Moreover, homebuyers such as Steve Bynum and Kim Pierce worry that the thousands of dollars they have put into upgrading the home they thought they were buying on Detroit's west side will be lost.
As Bynum and Pierce, who are married, told us back in July, they had agreed to purchase a home on Westwood Street on a land contract for $35,000 in January. They put $560 down and agreed to make payments of $400 a month — for a property that they say Paramount purchased for $1 and then left unsecured, allowing it to be stripped of everything of value. To make the place livable, the couple says they put an estimated $8,000 to $9,000 into fixing the place up. Pierce said she borrowed that money from her 401(k) account.
Bynum, who is disabled, has also been keeping tabs on another Paramount home across the street, boarding it up to fend off strippers and keeping the grass cut.

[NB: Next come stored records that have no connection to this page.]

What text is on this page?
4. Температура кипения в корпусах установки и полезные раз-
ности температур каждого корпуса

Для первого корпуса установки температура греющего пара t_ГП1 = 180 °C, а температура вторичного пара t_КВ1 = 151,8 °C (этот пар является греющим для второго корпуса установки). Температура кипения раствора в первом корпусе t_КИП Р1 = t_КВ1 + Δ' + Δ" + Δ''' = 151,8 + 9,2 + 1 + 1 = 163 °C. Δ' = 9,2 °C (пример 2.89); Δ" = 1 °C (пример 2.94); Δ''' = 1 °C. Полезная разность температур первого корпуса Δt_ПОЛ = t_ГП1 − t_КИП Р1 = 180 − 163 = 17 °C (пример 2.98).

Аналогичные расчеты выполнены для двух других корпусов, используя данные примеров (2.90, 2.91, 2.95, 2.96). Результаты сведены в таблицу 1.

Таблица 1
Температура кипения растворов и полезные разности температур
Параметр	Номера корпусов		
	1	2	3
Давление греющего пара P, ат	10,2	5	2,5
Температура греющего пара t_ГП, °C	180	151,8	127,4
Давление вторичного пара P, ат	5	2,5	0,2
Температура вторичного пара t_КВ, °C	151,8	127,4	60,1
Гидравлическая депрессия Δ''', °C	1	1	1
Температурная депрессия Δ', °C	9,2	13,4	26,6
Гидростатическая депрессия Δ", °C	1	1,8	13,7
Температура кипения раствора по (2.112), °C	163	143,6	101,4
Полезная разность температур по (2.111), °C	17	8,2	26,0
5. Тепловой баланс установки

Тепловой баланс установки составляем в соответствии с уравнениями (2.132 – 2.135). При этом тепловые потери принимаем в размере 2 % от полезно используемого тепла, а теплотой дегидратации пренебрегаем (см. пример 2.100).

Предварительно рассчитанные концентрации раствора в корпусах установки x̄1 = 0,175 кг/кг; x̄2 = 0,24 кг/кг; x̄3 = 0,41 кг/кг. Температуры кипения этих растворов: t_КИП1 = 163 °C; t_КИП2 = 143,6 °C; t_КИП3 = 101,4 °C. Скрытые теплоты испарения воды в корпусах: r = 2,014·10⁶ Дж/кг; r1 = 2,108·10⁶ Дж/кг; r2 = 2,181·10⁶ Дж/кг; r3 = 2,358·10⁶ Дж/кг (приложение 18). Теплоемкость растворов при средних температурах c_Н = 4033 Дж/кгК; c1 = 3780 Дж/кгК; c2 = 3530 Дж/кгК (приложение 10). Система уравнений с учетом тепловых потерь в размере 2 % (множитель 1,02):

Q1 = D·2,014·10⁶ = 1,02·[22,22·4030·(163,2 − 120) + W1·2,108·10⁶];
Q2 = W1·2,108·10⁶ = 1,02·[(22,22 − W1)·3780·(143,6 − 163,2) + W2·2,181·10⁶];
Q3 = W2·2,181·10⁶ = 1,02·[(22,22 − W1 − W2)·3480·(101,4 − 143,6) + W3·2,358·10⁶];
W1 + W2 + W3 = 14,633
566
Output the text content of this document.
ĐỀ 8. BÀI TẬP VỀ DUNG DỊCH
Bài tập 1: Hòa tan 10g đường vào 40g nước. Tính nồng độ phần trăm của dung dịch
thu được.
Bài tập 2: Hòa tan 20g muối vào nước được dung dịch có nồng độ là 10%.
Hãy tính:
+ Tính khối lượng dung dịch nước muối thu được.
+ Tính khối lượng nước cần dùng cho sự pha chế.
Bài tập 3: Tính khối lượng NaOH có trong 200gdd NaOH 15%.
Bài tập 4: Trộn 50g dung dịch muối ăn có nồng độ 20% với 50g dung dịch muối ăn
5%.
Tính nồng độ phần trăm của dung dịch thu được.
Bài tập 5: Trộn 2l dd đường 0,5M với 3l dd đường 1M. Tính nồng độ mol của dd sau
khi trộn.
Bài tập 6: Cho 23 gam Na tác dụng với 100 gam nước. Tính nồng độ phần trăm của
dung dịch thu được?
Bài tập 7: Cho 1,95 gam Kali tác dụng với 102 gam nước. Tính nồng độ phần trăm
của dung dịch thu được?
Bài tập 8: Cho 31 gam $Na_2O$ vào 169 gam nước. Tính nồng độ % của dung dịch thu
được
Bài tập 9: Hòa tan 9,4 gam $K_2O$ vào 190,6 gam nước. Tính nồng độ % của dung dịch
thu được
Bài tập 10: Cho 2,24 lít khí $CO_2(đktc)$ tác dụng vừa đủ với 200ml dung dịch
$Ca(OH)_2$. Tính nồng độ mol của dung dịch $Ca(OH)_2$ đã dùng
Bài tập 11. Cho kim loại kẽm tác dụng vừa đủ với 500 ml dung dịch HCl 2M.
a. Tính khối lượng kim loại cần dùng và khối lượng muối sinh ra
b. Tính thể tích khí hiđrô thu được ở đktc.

Day says that he thinks most of the homes acquired by Paramount have been left open, bringing down the value of neighboring homes.
Day also claims that, after a receiver was appointed, some of the people attempting to purchase the Paramount homes were notified that they were in danger of being evicted.
"We're on edge. We don't know what's going on," one of the homebuyers who showed up at the pension board meeting last week told News Hits.
"They are treating us like welfare recipients," another told us.
"We are fighting this every day," says Pierce, who also came to confront the pension board.
She says that she's being contacted by others who are just now learning that they are caught up in the same mess.
It is the board's position, however, that issues involving burned homebuyers are now entirely in the hands of the receiver, and that those will have to be reviewed on a case-by-case basis.
For their part, the buyers keep trying to draw attention to their predicament. That's why they showed up en masse at the pension board meeting.
They have organized, says Day. And their numbers are growing.
By banding together, and working to draw attention to their plight, they are hoping that a fair settlement that allows them to stay in their homes will be achieved.
Right now, though, they are left wondering who in authority is ultimately looking out for their interests.
As one of them told us last week:
"We're the ones getting caught in the crossfire of all this."